The performance of one machine 10 as compared to others at a work site 100 may be evaluated by comparing performance parameters for each machine that are indicative of the efficiency of material moving operations performed by the machines. A target or high performance reference may be set or determined based upon a plurality of operations of at least one other machine at a work site. Operation of a machine 10 may be compared to the high performance reference to determine whether the machine is operating above or below the reference.
If the machine 10 is operating below the high performance reference, tuning parameters that evaluate the position and movement of the machine and its components may be compared to tuning parameters associated with the high performance reference to identify reasons for the differences in performance. Immediate feedback may be provided to a supervisor and/or an operator. Based upon such feedback, changes in material moving operations may be implemented. For example, in manually operated machines, suggestions or instructional information may be provided to the machine operator. In autonomously or semi-autonomously operated machines, factors and assumptions associated with material movement plans may be adjusted. In each instance, changes may be made based upon the high performance reference to improve the productivity of the material moving process.

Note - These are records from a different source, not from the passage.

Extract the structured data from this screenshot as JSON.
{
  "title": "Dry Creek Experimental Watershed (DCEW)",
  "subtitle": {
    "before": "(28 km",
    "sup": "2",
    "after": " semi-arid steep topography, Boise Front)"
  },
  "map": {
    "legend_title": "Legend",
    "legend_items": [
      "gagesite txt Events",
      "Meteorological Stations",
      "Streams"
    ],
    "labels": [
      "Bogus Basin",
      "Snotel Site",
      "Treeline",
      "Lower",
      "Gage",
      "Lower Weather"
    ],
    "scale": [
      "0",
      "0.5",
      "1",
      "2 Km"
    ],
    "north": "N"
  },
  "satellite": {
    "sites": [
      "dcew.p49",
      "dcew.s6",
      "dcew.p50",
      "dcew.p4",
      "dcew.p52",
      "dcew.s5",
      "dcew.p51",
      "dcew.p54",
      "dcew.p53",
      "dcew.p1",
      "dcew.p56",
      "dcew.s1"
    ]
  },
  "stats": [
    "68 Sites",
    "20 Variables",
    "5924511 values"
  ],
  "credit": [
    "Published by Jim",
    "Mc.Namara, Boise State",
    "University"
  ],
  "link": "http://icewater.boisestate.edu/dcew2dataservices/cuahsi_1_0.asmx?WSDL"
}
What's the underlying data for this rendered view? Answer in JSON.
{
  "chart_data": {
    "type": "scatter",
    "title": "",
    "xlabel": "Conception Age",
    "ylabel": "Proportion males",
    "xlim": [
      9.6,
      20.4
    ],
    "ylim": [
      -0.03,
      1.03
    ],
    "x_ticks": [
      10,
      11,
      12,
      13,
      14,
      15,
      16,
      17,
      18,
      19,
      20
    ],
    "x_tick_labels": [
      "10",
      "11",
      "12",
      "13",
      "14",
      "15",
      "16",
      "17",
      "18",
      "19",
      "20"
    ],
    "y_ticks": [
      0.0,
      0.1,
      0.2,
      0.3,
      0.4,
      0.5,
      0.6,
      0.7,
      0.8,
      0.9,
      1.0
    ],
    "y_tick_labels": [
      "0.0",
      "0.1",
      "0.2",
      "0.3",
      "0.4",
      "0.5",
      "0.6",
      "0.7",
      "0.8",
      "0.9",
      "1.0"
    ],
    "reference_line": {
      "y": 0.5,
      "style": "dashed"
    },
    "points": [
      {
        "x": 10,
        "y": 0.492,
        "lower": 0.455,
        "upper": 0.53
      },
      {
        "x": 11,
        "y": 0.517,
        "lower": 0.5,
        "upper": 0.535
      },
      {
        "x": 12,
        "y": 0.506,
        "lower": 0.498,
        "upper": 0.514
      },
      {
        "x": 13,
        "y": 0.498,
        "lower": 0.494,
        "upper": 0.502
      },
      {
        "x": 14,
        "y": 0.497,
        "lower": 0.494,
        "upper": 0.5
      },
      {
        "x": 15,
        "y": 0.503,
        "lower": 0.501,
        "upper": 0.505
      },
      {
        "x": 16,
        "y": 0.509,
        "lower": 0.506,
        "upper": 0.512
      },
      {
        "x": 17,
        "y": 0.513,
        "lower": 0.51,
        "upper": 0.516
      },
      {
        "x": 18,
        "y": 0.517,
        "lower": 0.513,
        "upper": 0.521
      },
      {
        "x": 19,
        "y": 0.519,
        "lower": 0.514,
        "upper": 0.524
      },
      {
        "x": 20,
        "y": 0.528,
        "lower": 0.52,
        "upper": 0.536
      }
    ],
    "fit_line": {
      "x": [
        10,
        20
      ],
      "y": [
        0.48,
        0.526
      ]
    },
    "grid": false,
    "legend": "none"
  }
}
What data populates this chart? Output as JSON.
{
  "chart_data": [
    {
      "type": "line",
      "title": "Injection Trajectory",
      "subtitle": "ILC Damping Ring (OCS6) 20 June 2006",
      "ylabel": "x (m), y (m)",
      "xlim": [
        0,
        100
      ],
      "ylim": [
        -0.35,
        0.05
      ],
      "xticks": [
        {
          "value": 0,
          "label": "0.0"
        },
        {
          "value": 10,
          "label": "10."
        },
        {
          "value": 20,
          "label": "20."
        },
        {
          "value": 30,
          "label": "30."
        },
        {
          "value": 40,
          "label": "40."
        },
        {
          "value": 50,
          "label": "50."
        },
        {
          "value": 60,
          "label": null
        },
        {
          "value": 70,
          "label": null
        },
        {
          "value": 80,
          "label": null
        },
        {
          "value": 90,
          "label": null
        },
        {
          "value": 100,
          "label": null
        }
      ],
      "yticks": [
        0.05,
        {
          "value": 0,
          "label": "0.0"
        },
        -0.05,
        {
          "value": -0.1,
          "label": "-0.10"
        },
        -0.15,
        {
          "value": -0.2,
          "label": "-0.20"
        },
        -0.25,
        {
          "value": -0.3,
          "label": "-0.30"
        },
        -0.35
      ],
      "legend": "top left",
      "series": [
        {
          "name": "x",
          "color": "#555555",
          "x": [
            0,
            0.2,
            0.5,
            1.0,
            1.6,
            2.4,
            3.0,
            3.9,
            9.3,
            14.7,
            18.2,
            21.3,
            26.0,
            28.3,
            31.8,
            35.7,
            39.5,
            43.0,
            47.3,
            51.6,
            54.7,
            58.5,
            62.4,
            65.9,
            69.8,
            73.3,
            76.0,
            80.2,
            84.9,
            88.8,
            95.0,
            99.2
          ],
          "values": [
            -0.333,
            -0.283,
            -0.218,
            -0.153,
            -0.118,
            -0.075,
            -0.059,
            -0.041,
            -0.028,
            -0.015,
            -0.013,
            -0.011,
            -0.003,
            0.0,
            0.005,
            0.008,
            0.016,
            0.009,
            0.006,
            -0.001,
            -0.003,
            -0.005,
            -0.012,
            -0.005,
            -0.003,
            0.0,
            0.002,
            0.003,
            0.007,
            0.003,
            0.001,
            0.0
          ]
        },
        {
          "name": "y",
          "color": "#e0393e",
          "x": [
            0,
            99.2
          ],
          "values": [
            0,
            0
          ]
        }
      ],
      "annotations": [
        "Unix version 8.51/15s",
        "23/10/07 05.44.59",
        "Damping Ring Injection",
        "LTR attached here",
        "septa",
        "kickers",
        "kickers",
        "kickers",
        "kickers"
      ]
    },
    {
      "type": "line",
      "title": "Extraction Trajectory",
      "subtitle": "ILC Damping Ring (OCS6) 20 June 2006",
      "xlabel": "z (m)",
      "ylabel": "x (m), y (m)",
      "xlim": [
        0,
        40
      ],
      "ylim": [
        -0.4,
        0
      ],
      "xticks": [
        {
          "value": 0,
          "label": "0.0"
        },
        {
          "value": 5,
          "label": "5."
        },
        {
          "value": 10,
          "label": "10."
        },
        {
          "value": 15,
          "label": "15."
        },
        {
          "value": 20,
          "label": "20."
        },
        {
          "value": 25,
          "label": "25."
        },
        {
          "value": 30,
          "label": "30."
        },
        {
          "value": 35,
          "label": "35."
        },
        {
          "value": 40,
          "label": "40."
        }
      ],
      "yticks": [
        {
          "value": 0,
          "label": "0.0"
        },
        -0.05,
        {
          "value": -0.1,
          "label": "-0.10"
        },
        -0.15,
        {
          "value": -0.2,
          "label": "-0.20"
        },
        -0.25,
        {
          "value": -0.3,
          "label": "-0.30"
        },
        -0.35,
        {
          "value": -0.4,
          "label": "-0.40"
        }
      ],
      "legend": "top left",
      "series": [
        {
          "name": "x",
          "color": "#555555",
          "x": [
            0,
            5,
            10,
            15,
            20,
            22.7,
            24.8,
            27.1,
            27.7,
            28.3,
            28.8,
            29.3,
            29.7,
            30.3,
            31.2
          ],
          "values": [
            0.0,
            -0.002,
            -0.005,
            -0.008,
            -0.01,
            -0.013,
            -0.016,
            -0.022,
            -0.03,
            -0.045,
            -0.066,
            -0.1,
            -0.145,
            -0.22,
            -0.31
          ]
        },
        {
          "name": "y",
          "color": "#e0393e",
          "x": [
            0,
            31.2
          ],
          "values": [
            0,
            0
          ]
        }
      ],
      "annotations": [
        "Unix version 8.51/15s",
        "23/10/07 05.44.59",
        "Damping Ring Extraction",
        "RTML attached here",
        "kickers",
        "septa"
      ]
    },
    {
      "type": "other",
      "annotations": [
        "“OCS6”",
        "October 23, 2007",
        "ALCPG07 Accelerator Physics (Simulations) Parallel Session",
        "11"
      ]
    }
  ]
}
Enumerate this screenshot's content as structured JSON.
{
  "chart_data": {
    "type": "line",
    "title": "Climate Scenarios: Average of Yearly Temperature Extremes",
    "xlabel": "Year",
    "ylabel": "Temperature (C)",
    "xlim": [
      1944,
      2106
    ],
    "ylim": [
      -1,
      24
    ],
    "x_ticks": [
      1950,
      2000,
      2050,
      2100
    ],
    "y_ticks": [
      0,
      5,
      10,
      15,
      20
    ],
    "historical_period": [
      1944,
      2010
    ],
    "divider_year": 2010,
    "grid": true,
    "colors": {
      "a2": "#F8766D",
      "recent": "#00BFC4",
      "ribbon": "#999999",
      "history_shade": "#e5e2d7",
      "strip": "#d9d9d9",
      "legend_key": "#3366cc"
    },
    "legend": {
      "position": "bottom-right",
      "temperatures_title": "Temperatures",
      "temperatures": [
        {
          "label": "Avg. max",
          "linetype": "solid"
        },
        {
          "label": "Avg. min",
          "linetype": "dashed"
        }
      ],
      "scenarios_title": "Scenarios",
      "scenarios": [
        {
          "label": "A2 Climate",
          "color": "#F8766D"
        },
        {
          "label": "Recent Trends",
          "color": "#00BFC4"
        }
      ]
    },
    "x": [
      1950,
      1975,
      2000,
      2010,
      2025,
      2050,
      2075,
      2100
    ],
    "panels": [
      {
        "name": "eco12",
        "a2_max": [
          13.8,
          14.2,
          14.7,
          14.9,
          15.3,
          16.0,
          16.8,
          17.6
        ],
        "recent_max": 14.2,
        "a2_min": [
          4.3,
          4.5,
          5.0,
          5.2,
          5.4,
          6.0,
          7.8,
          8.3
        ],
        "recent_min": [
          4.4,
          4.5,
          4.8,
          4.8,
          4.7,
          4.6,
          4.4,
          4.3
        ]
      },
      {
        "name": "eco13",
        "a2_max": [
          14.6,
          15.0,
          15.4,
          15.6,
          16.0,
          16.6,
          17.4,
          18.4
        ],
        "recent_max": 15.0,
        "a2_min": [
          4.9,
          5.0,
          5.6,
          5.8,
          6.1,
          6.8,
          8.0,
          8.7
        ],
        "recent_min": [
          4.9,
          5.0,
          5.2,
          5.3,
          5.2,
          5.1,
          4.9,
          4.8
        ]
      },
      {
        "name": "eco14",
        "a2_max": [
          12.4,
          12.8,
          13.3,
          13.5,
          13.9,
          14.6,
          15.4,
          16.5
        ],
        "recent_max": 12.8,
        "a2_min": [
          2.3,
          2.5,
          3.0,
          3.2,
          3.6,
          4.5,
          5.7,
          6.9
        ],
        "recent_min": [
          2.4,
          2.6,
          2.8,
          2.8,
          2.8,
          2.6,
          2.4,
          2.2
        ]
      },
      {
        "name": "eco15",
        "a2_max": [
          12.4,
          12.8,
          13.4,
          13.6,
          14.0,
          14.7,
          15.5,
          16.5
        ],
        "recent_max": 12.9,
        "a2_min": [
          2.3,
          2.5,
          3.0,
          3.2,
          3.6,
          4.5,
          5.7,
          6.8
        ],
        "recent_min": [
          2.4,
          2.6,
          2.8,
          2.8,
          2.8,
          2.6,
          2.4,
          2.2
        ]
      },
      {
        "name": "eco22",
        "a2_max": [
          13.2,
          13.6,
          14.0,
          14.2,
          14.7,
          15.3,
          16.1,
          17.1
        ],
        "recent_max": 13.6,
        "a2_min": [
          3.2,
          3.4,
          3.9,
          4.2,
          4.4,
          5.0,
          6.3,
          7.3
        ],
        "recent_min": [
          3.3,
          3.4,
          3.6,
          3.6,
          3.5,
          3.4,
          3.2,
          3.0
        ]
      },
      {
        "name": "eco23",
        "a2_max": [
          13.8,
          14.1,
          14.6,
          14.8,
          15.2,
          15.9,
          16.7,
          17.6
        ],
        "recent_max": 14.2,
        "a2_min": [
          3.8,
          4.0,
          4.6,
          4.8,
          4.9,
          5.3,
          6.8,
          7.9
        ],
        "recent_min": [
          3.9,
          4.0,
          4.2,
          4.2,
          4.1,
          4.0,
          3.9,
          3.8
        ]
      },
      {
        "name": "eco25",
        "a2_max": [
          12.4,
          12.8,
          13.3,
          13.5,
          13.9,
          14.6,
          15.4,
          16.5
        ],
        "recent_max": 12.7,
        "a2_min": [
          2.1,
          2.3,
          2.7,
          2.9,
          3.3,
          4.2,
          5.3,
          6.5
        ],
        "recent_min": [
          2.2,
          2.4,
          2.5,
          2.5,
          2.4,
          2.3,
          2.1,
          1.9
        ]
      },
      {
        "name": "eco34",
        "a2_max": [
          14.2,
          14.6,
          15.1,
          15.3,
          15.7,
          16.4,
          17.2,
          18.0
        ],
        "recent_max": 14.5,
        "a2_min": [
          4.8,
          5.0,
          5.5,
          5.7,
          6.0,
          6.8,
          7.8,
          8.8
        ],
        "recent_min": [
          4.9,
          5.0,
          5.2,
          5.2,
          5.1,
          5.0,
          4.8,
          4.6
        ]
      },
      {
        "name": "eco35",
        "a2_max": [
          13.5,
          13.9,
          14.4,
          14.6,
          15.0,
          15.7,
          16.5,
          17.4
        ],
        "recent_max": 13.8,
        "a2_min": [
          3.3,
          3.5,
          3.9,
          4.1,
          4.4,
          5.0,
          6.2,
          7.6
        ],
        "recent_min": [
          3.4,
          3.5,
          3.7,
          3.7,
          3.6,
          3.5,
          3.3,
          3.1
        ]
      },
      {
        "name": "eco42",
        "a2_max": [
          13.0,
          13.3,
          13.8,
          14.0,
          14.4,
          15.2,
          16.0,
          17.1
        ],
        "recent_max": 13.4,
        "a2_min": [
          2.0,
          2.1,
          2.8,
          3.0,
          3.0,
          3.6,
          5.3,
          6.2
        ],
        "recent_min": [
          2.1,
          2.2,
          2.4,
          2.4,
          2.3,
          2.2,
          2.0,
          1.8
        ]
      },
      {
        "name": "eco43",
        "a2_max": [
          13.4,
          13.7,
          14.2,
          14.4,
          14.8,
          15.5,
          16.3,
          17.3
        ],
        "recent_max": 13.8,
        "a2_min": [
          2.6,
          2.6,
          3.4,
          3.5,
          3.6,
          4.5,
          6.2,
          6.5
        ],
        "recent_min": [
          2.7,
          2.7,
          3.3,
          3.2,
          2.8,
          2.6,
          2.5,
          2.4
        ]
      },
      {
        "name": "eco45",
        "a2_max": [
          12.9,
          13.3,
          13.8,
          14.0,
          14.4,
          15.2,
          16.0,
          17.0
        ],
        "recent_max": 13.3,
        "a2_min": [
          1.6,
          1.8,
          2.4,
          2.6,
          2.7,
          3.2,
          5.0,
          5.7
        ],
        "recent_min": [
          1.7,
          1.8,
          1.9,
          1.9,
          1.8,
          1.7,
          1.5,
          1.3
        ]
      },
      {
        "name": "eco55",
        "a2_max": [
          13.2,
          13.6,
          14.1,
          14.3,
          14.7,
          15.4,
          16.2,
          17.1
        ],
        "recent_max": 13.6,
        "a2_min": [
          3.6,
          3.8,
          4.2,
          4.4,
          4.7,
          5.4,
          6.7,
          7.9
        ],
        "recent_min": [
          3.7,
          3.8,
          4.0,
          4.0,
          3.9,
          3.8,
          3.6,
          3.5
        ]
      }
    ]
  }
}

It will be appreciated that the foregoing description provides examples of the disclosed system and technique. However, it is contemplated that other implementations of the disclosure may differ in detail from the foregoing examples. All references to the disclosure or examples thereof are intended to reference the particular example being discussed at that point and are not intended to imply any limitation as to the scope of the disclosure more generally. All language of distinction and disparagement with respect to certain features is intended to indicate a lack of preference for those features, but not to exclude such from the scope of the disclosure entirely unless otherwise indicated.
Recitation of ranges of values herein are merely intended to serve as a shorthand method of referring individually to each separate value falling within the range, unless otherwise indicated herein, and each separate value is incorporated into the specification as if it were individually recited herein. All methods described herein can be performed in any suitable order unless otherwise indicated herein or otherwise clearly contradicted by context.
Accordingly, this disclosure includes all modifications and equivalents of the subject matter recited in the claims appended hereto as permitted by applicable law. Moreover, any combination of the above-described elements in all possible variations thereof is encompassed by the disclosure unless otherwise indicated herein or otherwise clearly contradicted by context.